| talis_kimberley ( @ 2008-04-03 12:08:00 |
...for the next project, that is.
I am so far behind on recording my writing output that it's going to be a massive undertaking to make headway on it. However, these last few weeks (barring missing a couple for illness) we have at least been managing some scratch tracks and some long-promised things, to get us back into the swing of recording. My voice isn't exactly the same as it was a few years ago, and my creative urges are always shifting too.
So now I'm in an exciting place. I have a set of songs which to me constitute an album, and which were in the main written within a certain timeframe. Some themes recur in certain songs. Some of them I think are real gems - or will be, when I've done more work on the arrangement of them.
Ah, arrangement! What a stumbling block! It's one thing to write the lyric and the sung melody, and call that the song - so it is, so it is. To perform it will usually require accompaniment. I could strum some chords, but that's not an arrangement.
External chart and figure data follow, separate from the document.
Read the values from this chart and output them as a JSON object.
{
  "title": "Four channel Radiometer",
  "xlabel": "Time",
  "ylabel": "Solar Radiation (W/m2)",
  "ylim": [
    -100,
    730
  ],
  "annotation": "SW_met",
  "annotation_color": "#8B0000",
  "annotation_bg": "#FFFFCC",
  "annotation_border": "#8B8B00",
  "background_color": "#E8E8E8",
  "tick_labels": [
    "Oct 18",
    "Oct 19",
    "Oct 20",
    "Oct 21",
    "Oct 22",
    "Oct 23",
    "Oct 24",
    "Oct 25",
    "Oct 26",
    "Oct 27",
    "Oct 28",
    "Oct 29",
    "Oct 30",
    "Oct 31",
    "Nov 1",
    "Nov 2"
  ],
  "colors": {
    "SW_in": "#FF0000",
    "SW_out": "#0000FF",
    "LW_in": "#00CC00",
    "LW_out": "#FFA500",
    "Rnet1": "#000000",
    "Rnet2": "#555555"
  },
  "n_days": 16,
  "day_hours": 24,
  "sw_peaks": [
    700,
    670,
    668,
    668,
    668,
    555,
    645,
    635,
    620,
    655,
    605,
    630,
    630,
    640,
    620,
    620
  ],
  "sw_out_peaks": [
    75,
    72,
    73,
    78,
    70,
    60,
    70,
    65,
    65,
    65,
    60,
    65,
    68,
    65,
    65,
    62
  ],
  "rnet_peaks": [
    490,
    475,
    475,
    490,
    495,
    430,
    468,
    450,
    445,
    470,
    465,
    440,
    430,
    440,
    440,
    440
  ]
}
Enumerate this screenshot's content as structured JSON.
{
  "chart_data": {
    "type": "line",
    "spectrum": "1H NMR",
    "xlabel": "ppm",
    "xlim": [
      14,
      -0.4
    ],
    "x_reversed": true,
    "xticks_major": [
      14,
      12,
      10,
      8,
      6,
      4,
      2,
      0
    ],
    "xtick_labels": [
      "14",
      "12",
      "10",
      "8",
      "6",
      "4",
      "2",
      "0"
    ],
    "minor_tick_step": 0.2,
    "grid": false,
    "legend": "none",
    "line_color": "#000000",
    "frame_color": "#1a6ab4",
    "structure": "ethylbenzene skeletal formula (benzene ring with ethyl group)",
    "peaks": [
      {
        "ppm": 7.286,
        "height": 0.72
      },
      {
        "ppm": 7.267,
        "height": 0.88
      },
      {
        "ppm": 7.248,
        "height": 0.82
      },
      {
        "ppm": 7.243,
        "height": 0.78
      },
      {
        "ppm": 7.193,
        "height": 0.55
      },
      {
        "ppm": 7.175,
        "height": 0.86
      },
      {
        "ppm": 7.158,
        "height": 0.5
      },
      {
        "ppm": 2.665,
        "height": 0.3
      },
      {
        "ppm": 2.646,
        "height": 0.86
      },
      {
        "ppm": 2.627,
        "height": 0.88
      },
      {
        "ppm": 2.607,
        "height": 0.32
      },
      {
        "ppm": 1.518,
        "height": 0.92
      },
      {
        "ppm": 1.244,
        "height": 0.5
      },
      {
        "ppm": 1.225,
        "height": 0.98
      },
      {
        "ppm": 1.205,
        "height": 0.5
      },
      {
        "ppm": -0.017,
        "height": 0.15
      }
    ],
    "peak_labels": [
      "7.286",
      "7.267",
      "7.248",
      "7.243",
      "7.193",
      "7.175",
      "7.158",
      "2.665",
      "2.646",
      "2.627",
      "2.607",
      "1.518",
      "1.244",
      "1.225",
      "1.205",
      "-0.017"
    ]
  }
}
That requires licks and twiddles and interesting chords, a hint of a harmony and a rhythmic surprise or two, and those things don't always come when I call.
I spent several days trying very hard to think of tunes to employ as the secondary melodies on this project - instrumental intros and so on - and for a while, every single tune I came up with was as pedestrian as Tufty the squirrel.
(For those of you reading that and thinking What?, replace Tufty with the Green Cross Man.)
A few days later I started getting ambushed by little bits of tune, and at last they were lively and interesting little bits of tune. I've a note of them as they emerge. A new guitar twiddle jumped out as well, and was promptly collared by one especially greedy song which already had a perfectly good accompaniment - now it has a further embellishment. Ah well.
I've been telling myself they'd come when I needed them and not before. Now comes all the cut-and-paste of what goes where, and how to turn a set of lyric-and-melody songs into a musical landscape.